1. Log everything: The first thing that everyone knows about computers is that they act weird sometimes, and the more computers you have, more likely it is that things go wrong. Logging what goes on is the one and only way that you can actually get to know what went wrong where, specially when dealing with a huge number of machines, since it is impossible to be monitoring all machines at once by hand.
2. Making code restartable and idempotent: Closely tied to the point above, it makes life a lot easier if the code is restartable and idempotent; This becomes important when machines die off in the middle of a lengthy process; Having the ability to restart processes again makes it relatively painless to manage machines. Log serves as a useful way of knowing exactly where the process was when it died off; reading log serves as a useful feedback mechanism.
3. Keeping synchronization to a minimum: When multiple unreliable machines have to co-ordinate with each other, life becomes hard. That's when you understand that animal-trainers have a tough job ;-) . If it is possible, it is much better to divide a complex job such that each computer works on an independent chunk of the whole, rather than working on parts that need to be passed around.
4. Taking Advantage of Memory: Disks are slow - really, really slow, when compared to memory. While you'd think that you can take it or leave it for small programs, for large programs, the amount of disk you touch has a significant impact on performance. It is always a good idea to take advantage of the large amounts of memory available to most computers today.
So, touching one disk file instead of many small ones is better (because the buffer cache of the operating system kicks in, to read ahead from disk to memory in anticipation), but best would be to gobble the entire file in memory explicitly before processing.

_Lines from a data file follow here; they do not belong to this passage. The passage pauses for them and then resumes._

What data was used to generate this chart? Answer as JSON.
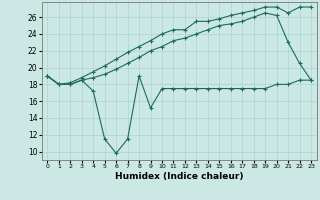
{
  "xlabel": "Humidex (Indice chaleur)",
  "background_color": "#cce8e4",
  "grid_color": "#aad4ce",
  "line_color": "#1a6b5a",
  "xlim": [
    -0.5,
    23.5
  ],
  "ylim": [
    9.0,
    27.8
  ],
  "xticks": [
    0,
    1,
    2,
    3,
    4,
    5,
    6,
    7,
    8,
    9,
    10,
    11,
    12,
    13,
    14,
    15,
    16,
    17,
    18,
    19,
    20,
    21,
    22,
    23
  ],
  "yticks": [
    10,
    12,
    14,
    16,
    18,
    20,
    22,
    24,
    26
  ],
  "line1_x": [
    0,
    1,
    2,
    3,
    4,
    5,
    6,
    7,
    8,
    9,
    10,
    11,
    12,
    13,
    14,
    15,
    16,
    17,
    18,
    19,
    20,
    21,
    22,
    23
  ],
  "line1_y": [
    19.0,
    18.0,
    18.0,
    18.5,
    17.2,
    11.5,
    9.8,
    11.5,
    19.0,
    15.2,
    17.5,
    17.5,
    17.5,
    17.5,
    17.5,
    17.5,
    17.5,
    17.5,
    17.5,
    17.5,
    18.0,
    18.0,
    18.5,
    18.5
  ],
  "line2_x": [
    0,
    1,
    2,
    3,
    4,
    5,
    6,
    7,
    8,
    9,
    10,
    11,
    12,
    13,
    14,
    15,
    16,
    17,
    18,
    19,
    20,
    21,
    22,
    23
  ],
  "line2_y": [
    19.0,
    18.0,
    18.0,
    18.5,
    18.8,
    19.2,
    19.8,
    20.5,
    21.2,
    22.0,
    22.5,
    23.2,
    23.5,
    24.0,
    24.5,
    25.0,
    25.2,
    25.5,
    26.0,
    26.5,
    26.2,
    23.0,
    20.5,
    18.5
  ],
  "line3_x": [
    0,
    1,
    2,
    3,
    4,
    5,
    6,
    7,
    8,
    9,
    10,
    11,
    12,
    13,
    14,
    15,
    16,
    17,
    18,
    19,
    20,
    21,
    22,
    23
  ],
  "line3_y": [
    19.0,
    18.0,
    18.2,
    18.8,
    19.5,
    20.2,
    21.0,
    21.8,
    22.5,
    23.2,
    24.0,
    24.5,
    24.5,
    25.5,
    25.5,
    25.8,
    26.2,
    26.5,
    26.8,
    27.2,
    27.2,
    26.5,
    27.2,
    27.2
  ]
}
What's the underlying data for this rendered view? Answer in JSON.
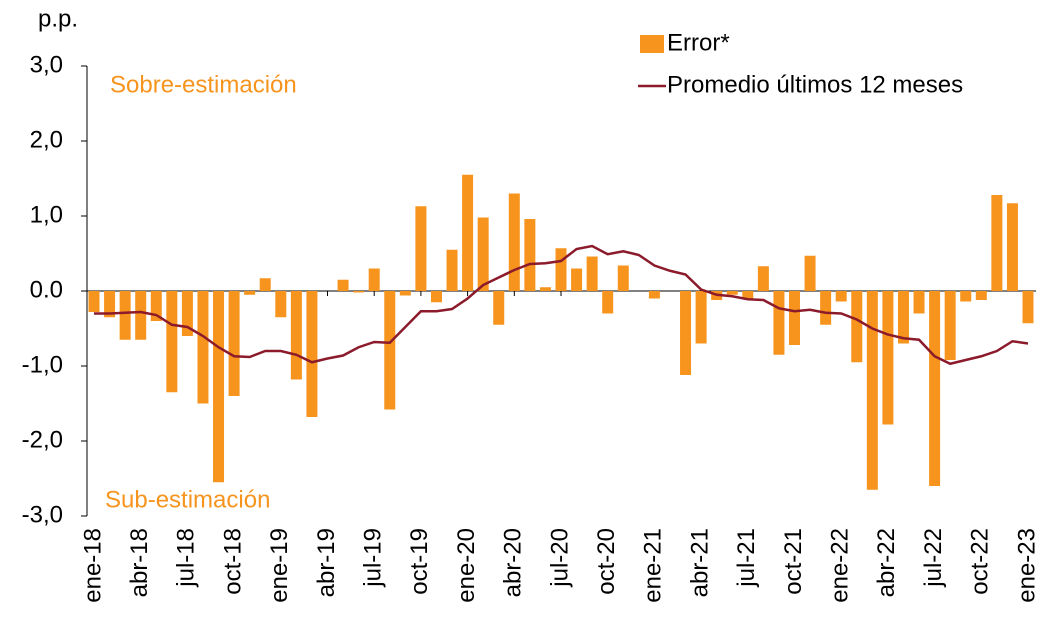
{
  "chart_data": {
    "type": "bar-line",
    "y_unit": "p.p.",
    "annotations": [
      "Sobre-estimación",
      "Sub-estimación"
    ],
    "categories": [
      "ene-18",
      null,
      null,
      "abr-18",
      null,
      null,
      "jul-18",
      null,
      null,
      "oct-18",
      null,
      null,
      "ene-19",
      null,
      null,
      "abr-19",
      null,
      null,
      "jul-19",
      null,
      null,
      "oct-19",
      null,
      null,
      "ene-20",
      null,
      null,
      "abr-20",
      null,
      null,
      "jul-20",
      null,
      null,
      "oct-20",
      null,
      null,
      "ene-21",
      null,
      null,
      "abr-21",
      null,
      null,
      "jul-21",
      null,
      null,
      "oct-21",
      null,
      null,
      "ene-22",
      null,
      null,
      "abr-22",
      null,
      null,
      "jul-22",
      null,
      null,
      "oct-22",
      null,
      null,
      "ene-23"
    ],
    "series": [
      {
        "name": "Error*",
        "type": "bar",
        "color": "#f7941d",
        "values": [
          -0.28,
          -0.35,
          -0.65,
          -0.65,
          -0.4,
          -1.35,
          -0.6,
          -1.5,
          -2.55,
          -1.4,
          -0.05,
          0.17,
          -0.35,
          -1.18,
          -1.68,
          0,
          0.15,
          -0.02,
          0.3,
          -1.58,
          -0.06,
          1.13,
          -0.15,
          0.55,
          1.55,
          0.98,
          -0.45,
          1.3,
          0.96,
          0.05,
          0.57,
          0.3,
          0.46,
          -0.3,
          0.34,
          0,
          -0.1,
          0,
          -1.12,
          -0.7,
          -0.12,
          -0.05,
          -0.1,
          0.33,
          -0.85,
          -0.72,
          0.47,
          -0.45,
          -0.14,
          -0.95,
          -2.65,
          -1.78,
          -0.7,
          -0.3,
          -2.6,
          -0.92,
          -0.14,
          -0.12,
          1.28,
          1.17,
          -0.43
        ]
      },
      {
        "name": "Promedio últimos 12 meses",
        "type": "line",
        "color": "#8b1a2b",
        "values": [
          -0.3,
          -0.3,
          -0.29,
          -0.28,
          -0.32,
          -0.45,
          -0.48,
          -0.6,
          -0.75,
          -0.87,
          -0.88,
          -0.8,
          -0.8,
          -0.85,
          -0.95,
          -0.9,
          -0.86,
          -0.75,
          -0.68,
          -0.69,
          -0.48,
          -0.27,
          -0.27,
          -0.24,
          -0.1,
          0.08,
          0.18,
          0.28,
          0.36,
          0.37,
          0.4,
          0.56,
          0.6,
          0.49,
          0.53,
          0.48,
          0.34,
          0.27,
          0.22,
          0.02,
          -0.05,
          -0.07,
          -0.11,
          -0.12,
          -0.23,
          -0.27,
          -0.25,
          -0.29,
          -0.3,
          -0.38,
          -0.5,
          -0.58,
          -0.63,
          -0.65,
          -0.87,
          -0.97,
          -0.92,
          -0.87,
          -0.8,
          -0.67,
          -0.7
        ]
      }
    ],
    "ylim": [
      -3,
      3
    ],
    "yticks": [
      {
        "value": 3,
        "label": "3,0"
      },
      {
        "value": 2,
        "label": "2,0"
      },
      {
        "value": 1,
        "label": "1,0"
      },
      {
        "value": 0,
        "label": "0.0"
      },
      {
        "value": -1,
        "label": "-1,0"
      },
      {
        "value": -2,
        "label": "-2,0"
      },
      {
        "value": -3,
        "label": "-3,0"
      }
    ],
    "grid": false
  }
}
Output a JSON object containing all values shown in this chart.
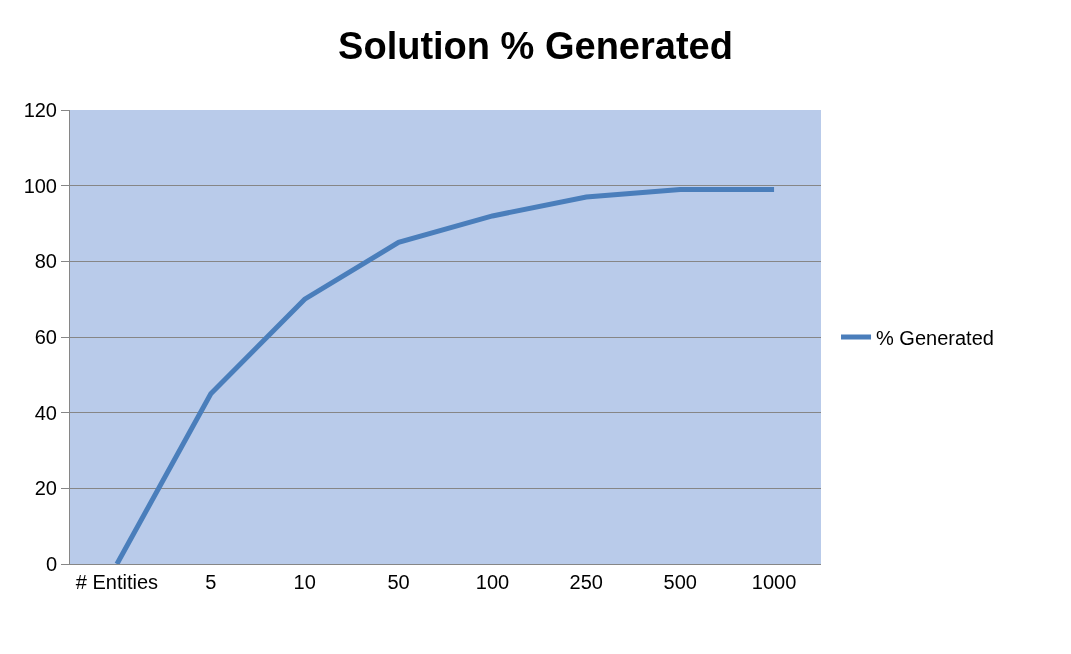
{
  "chart_data": {
    "type": "line",
    "title": "Solution % Generated",
    "categories": [
      "# Entities",
      "5",
      "10",
      "50",
      "100",
      "250",
      "500",
      "1000"
    ],
    "series": [
      {
        "name": "% Generated",
        "color": "#4a7ebb",
        "values": [
          0,
          45,
          70,
          85,
          92,
          97,
          99,
          99
        ]
      }
    ],
    "ylim": [
      0,
      120
    ],
    "yticks": [
      0,
      20,
      40,
      60,
      80,
      100,
      120
    ],
    "grid": "y",
    "legend": "right",
    "marker": "none",
    "line_style": "solid"
  }
}
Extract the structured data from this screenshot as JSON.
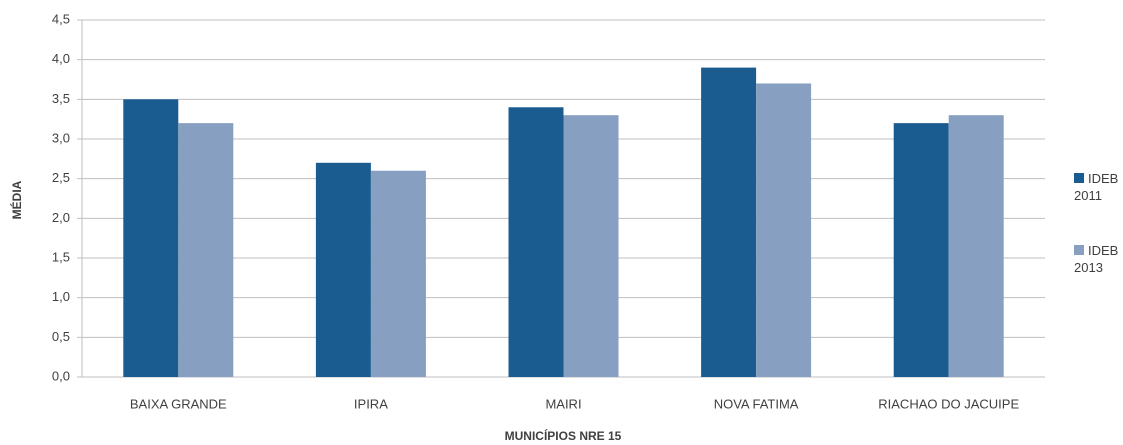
{
  "chart_data": {
    "type": "bar",
    "x_label": "MUNICÍPIOS  NRE 15",
    "y_label": "MÉDIA",
    "categories": [
      "BAIXA GRANDE",
      "IPIRA",
      "MAIRI",
      "NOVA FATIMA",
      "RIACHAO DO JACUIPE"
    ],
    "series": [
      {
        "name": "IDEB 2011",
        "color": "#1b5c90",
        "values": [
          3.5,
          2.7,
          3.4,
          3.9,
          3.2
        ]
      },
      {
        "name": "IDEB 2013",
        "color": "#879fc0",
        "values": [
          3.2,
          2.6,
          3.3,
          3.7,
          3.3
        ]
      }
    ],
    "ylim": [
      0,
      4.5
    ],
    "yticks": [
      {
        "value": 0,
        "label": "0,0"
      },
      {
        "value": 0.5,
        "label": "0,5"
      },
      {
        "value": 1,
        "label": "1,0"
      },
      {
        "value": 1.5,
        "label": "1,5"
      },
      {
        "value": 2,
        "label": "2,0"
      },
      {
        "value": 2.5,
        "label": "2,5"
      },
      {
        "value": 3,
        "label": "3,0"
      },
      {
        "value": 3.5,
        "label": "3,5"
      },
      {
        "value": 4,
        "label": "4,0"
      },
      {
        "value": 4.5,
        "label": "4,5"
      }
    ],
    "grid": true,
    "legend": "right"
  }
}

The tricky part is writing:if you process too much without committing to the disk, you run the risk of losing all your computation if the computer fails. On the other hand, very frequent writing is bound to cost in terms of performance. This is a very delicate balance to achieve, but with the CPU speeds we have, my own rule of thumb is to favour repeating computation rather than frequent writes.
5. Reducing communication costs: Communication setup costs sometime dominate the cost of actual connection. For example, setting up an ssh or an scp session is quite expensive(~1 sec to establish connection?). Considering this, it is better to optimize the amount of data transferred per communication setup.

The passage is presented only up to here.